Inactivity as economic activity
Vinson disagreed. He said under the commerce clause, as interpreted by the Supreme Court, Congress is empowered to regulate economic activity, but not inactivity.
“If [Congress] has the power to compel an otherwise passive individual into a commercial transaction with a third party,” the judge wrote, “it is not hyperbolizing to suggest that Congress could do almost anything it wanted.”
The judge rejected arguments by the government that an individual’s decision not to buy health insurance is, itself, an activity with economic consequences that the federal officials can regulate.
“Every person throughout the course of his or her life makes hundreds or even thousands of life decisions that involve the same general sort of thought process that [government lawyers] maintain is ‘economic activity,’ “ the judge said. “There will be no stopping point if that should be deemed the equivalent of activity for commerce clause purposes.”

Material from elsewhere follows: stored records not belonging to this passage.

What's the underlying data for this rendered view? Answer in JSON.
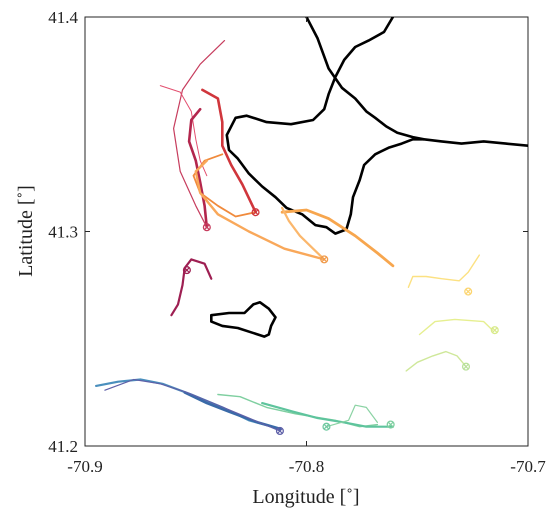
{
  "chart_data": {
    "type": "line",
    "title": "",
    "xlabel": "Longitude [˚]",
    "ylabel": "Latitude [˚]",
    "xlim": [
      -70.9,
      -70.7
    ],
    "ylim": [
      41.2,
      41.4
    ],
    "xticks": [
      -70.9,
      -70.8,
      -70.7
    ],
    "yticks": [
      41.2,
      41.3,
      41.4
    ],
    "xtick_labels": [
      "-70.9",
      "-70.8",
      "-70.7"
    ],
    "ytick_labels": [
      "41.2",
      "41.3",
      "41.4"
    ],
    "grid": false,
    "legend": "none",
    "coastlines": [
      {
        "color": "#000000",
        "points": [
          [
            -70.8,
            41.4
          ],
          [
            -70.795,
            41.39
          ],
          [
            -70.79,
            41.376
          ],
          [
            -70.784,
            41.367
          ],
          [
            -70.778,
            41.362
          ],
          [
            -70.773,
            41.356
          ],
          [
            -70.769,
            41.353
          ],
          [
            -70.764,
            41.349
          ],
          [
            -70.759,
            41.346
          ],
          [
            -70.752,
            41.344
          ],
          [
            -70.747,
            41.343
          ],
          [
            -70.739,
            41.342
          ],
          [
            -70.73,
            41.341
          ],
          [
            -70.72,
            41.342
          ],
          [
            -70.71,
            41.341
          ],
          [
            -70.7,
            41.34
          ]
        ]
      },
      {
        "color": "#000000",
        "points": [
          [
            -70.761,
            41.4
          ],
          [
            -70.765,
            41.393
          ],
          [
            -70.772,
            41.389
          ],
          [
            -70.778,
            41.386
          ],
          [
            -70.783,
            41.38
          ],
          [
            -70.787,
            41.372
          ],
          [
            -70.79,
            41.364
          ],
          [
            -70.792,
            41.357
          ],
          [
            -70.797,
            41.352
          ],
          [
            -70.807,
            41.35
          ],
          [
            -70.818,
            41.351
          ],
          [
            -70.827,
            41.354
          ],
          [
            -70.832,
            41.353
          ],
          [
            -70.836,
            41.345
          ],
          [
            -70.835,
            41.338
          ],
          [
            -70.831,
            41.334
          ],
          [
            -70.826,
            41.327
          ],
          [
            -70.82,
            41.321
          ],
          [
            -70.814,
            41.316
          ],
          [
            -70.809,
            41.311
          ],
          [
            -70.802,
            41.308
          ],
          [
            -70.796,
            41.303
          ],
          [
            -70.791,
            41.302
          ],
          [
            -70.787,
            41.299
          ],
          [
            -70.782,
            41.301
          ],
          [
            -70.78,
            41.308
          ],
          [
            -70.779,
            41.316
          ],
          [
            -70.776,
            41.324
          ],
          [
            -70.774,
            41.331
          ],
          [
            -70.769,
            41.336
          ],
          [
            -70.763,
            41.339
          ],
          [
            -70.757,
            41.341
          ],
          [
            -70.752,
            41.343
          ],
          [
            -70.747,
            41.343
          ]
        ]
      },
      {
        "color": "#000000",
        "points": [
          [
            -70.843,
            41.261
          ],
          [
            -70.835,
            41.262
          ],
          [
            -70.828,
            41.262
          ],
          [
            -70.824,
            41.266
          ],
          [
            -70.821,
            41.267
          ],
          [
            -70.817,
            41.264
          ],
          [
            -70.814,
            41.26
          ],
          [
            -70.816,
            41.256
          ],
          [
            -70.817,
            41.252
          ],
          [
            -70.819,
            41.251
          ],
          [
            -70.825,
            41.253
          ],
          [
            -70.831,
            41.255
          ],
          [
            -70.838,
            41.256
          ],
          [
            -70.843,
            41.258
          ],
          [
            -70.843,
            41.261
          ]
        ]
      }
    ],
    "series": [
      {
        "color": "#c73d5e",
        "width": 1.2,
        "points": [
          [
            -70.837,
            41.389
          ],
          [
            -70.848,
            41.378
          ],
          [
            -70.856,
            41.366
          ],
          [
            -70.86,
            41.348
          ],
          [
            -70.857,
            41.328
          ],
          [
            -70.85,
            41.312
          ],
          [
            -70.845,
            41.302
          ]
        ]
      },
      {
        "color": "#e34f6f",
        "width": 1.0,
        "points": [
          [
            -70.866,
            41.368
          ],
          [
            -70.857,
            41.365
          ],
          [
            -70.852,
            41.356
          ],
          [
            -70.85,
            41.343
          ],
          [
            -70.848,
            41.333
          ],
          [
            -70.845,
            41.326
          ]
        ]
      },
      {
        "color": "#b3264d",
        "width": 2.6,
        "points": [
          [
            -70.848,
            41.357
          ],
          [
            -70.852,
            41.352
          ],
          [
            -70.853,
            41.342
          ],
          [
            -70.85,
            41.333
          ],
          [
            -70.848,
            41.323
          ],
          [
            -70.846,
            41.312
          ],
          [
            -70.845,
            41.302
          ]
        ]
      },
      {
        "color": "#d0363c",
        "width": 2.6,
        "points": [
          [
            -70.847,
            41.366
          ],
          [
            -70.84,
            41.362
          ],
          [
            -70.838,
            41.351
          ],
          [
            -70.838,
            41.34
          ],
          [
            -70.834,
            41.331
          ],
          [
            -70.829,
            41.322
          ],
          [
            -70.823,
            41.309
          ]
        ]
      },
      {
        "color": "#f08a3c",
        "width": 1.8,
        "points": [
          [
            -70.838,
            41.336
          ],
          [
            -70.846,
            41.333
          ],
          [
            -70.851,
            41.326
          ],
          [
            -70.848,
            41.318
          ],
          [
            -70.84,
            41.312
          ],
          [
            -70.832,
            41.307
          ],
          [
            -70.823,
            41.309
          ]
        ]
      },
      {
        "color": "#f9a85a",
        "width": 2.4,
        "points": [
          [
            -70.845,
            41.333
          ],
          [
            -70.85,
            41.328
          ],
          [
            -70.848,
            41.318
          ],
          [
            -70.84,
            41.308
          ],
          [
            -70.826,
            41.3
          ],
          [
            -70.81,
            41.292
          ],
          [
            -70.792,
            41.287
          ]
        ]
      },
      {
        "color": "#f7a64e",
        "width": 2.8,
        "points": [
          [
            -70.811,
            41.309
          ],
          [
            -70.8,
            41.31
          ],
          [
            -70.79,
            41.306
          ],
          [
            -70.778,
            41.298
          ],
          [
            -70.768,
            41.29
          ],
          [
            -70.761,
            41.284
          ]
        ]
      },
      {
        "color": "#fbb76c",
        "width": 2.2,
        "points": [
          [
            -70.811,
            41.311
          ],
          [
            -70.808,
            41.305
          ],
          [
            -70.803,
            41.298
          ],
          [
            -70.797,
            41.292
          ],
          [
            -70.792,
            41.287
          ]
        ]
      },
      {
        "color": "#9e1f52",
        "width": 2.2,
        "points": [
          [
            -70.843,
            41.278
          ],
          [
            -70.846,
            41.285
          ],
          [
            -70.852,
            41.287
          ],
          [
            -70.855,
            41.283
          ],
          [
            -70.856,
            41.275
          ],
          [
            -70.858,
            41.266
          ],
          [
            -70.861,
            41.261
          ]
        ]
      },
      {
        "color": "#fce182",
        "width": 1.4,
        "points": [
          [
            -70.722,
            41.289
          ],
          [
            -70.727,
            41.281
          ],
          [
            -70.731,
            41.277
          ],
          [
            -70.739,
            41.278
          ],
          [
            -70.746,
            41.279
          ],
          [
            -70.752,
            41.279
          ],
          [
            -70.754,
            41.274
          ]
        ]
      },
      {
        "color": "#e6ef90",
        "width": 1.4,
        "points": [
          [
            -70.716,
            41.254
          ],
          [
            -70.72,
            41.258
          ],
          [
            -70.733,
            41.259
          ],
          [
            -70.742,
            41.258
          ],
          [
            -70.749,
            41.252
          ]
        ]
      },
      {
        "color": "#cfe89a",
        "width": 1.4,
        "points": [
          [
            -70.728,
            41.237
          ],
          [
            -70.732,
            41.242
          ],
          [
            -70.737,
            41.244
          ],
          [
            -70.743,
            41.242
          ],
          [
            -70.75,
            41.239
          ],
          [
            -70.755,
            41.235
          ]
        ]
      },
      {
        "color": "#7fcfa0",
        "width": 1.4,
        "points": [
          [
            -70.768,
            41.21
          ],
          [
            -70.776,
            41.209
          ],
          [
            -70.787,
            41.212
          ],
          [
            -70.805,
            41.215
          ],
          [
            -70.818,
            41.218
          ],
          [
            -70.83,
            41.223
          ],
          [
            -70.84,
            41.224
          ]
        ]
      },
      {
        "color": "#5ec49d",
        "width": 2.2,
        "points": [
          [
            -70.761,
            41.209
          ],
          [
            -70.773,
            41.209
          ],
          [
            -70.783,
            41.211
          ],
          [
            -70.795,
            41.213
          ],
          [
            -70.806,
            41.216
          ],
          [
            -70.82,
            41.22
          ]
        ]
      },
      {
        "color": "#8bd3a4",
        "width": 1.2,
        "points": [
          [
            -70.791,
            41.209
          ],
          [
            -70.781,
            41.212
          ],
          [
            -70.778,
            41.219
          ],
          [
            -70.773,
            41.218
          ],
          [
            -70.768,
            41.211
          ]
        ]
      },
      {
        "color": "#4a8fbd",
        "width": 2.2,
        "points": [
          [
            -70.895,
            41.228
          ],
          [
            -70.885,
            41.23
          ],
          [
            -70.875,
            41.231
          ],
          [
            -70.865,
            41.229
          ],
          [
            -70.852,
            41.224
          ],
          [
            -70.838,
            41.218
          ],
          [
            -70.826,
            41.212
          ],
          [
            -70.812,
            41.208
          ]
        ]
      },
      {
        "color": "#3a6aa8",
        "width": 2.6,
        "points": [
          [
            -70.855,
            41.225
          ],
          [
            -70.845,
            41.22
          ],
          [
            -70.835,
            41.216
          ],
          [
            -70.822,
            41.211
          ],
          [
            -70.812,
            41.208
          ]
        ]
      },
      {
        "color": "#5e60a8",
        "width": 1.2,
        "points": [
          [
            -70.891,
            41.226
          ],
          [
            -70.878,
            41.231
          ],
          [
            -70.866,
            41.229
          ],
          [
            -70.854,
            41.225
          ],
          [
            -70.84,
            41.219
          ],
          [
            -70.826,
            41.213
          ],
          [
            -70.812,
            41.207
          ]
        ]
      }
    ],
    "markers": [
      {
        "x": -70.845,
        "y": 41.302,
        "color": "#c73d5e"
      },
      {
        "x": -70.823,
        "y": 41.309,
        "color": "#d0363c"
      },
      {
        "x": -70.792,
        "y": 41.287,
        "color": "#f09a4a"
      },
      {
        "x": -70.854,
        "y": 41.282,
        "color": "#9e1f52"
      },
      {
        "x": -70.727,
        "y": 41.272,
        "color": "#fcd570"
      },
      {
        "x": -70.715,
        "y": 41.254,
        "color": "#d8ea8a"
      },
      {
        "x": -70.728,
        "y": 41.237,
        "color": "#b8e09a"
      },
      {
        "x": -70.791,
        "y": 41.209,
        "color": "#6fc9a0"
      },
      {
        "x": -70.762,
        "y": 41.21,
        "color": "#7fcfa0"
      },
      {
        "x": -70.812,
        "y": 41.207,
        "color": "#5e60a8"
      }
    ]
  }
}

'A defectively designed watch'
In striking down the entire law, Vinson said he felt it should be up to Congress rather than a judge to determine which portions of the statute – other than the stricken individual mandate – should remain in the reform measure.
“This act has been analogized to a finely crafted watch,” Vinson said. “It has approximately 450 separate pieces, but one essential piece (the individual mandate) is defective and must be removed.”
He added: “The act, like a defectively designed watch, needs to be redesigned and reconstructed by the watchmaker.”
The three earlier decisions upholding and overturning the health-care bill are currently on appeal before the Fourth and Sixth US Circuit Courts of Appeals. Vinson’s decision is expected to be appealed to the 11th Circuit in Atlanta.
After that, any or all of the cases, could be appealed to the Supreme Court.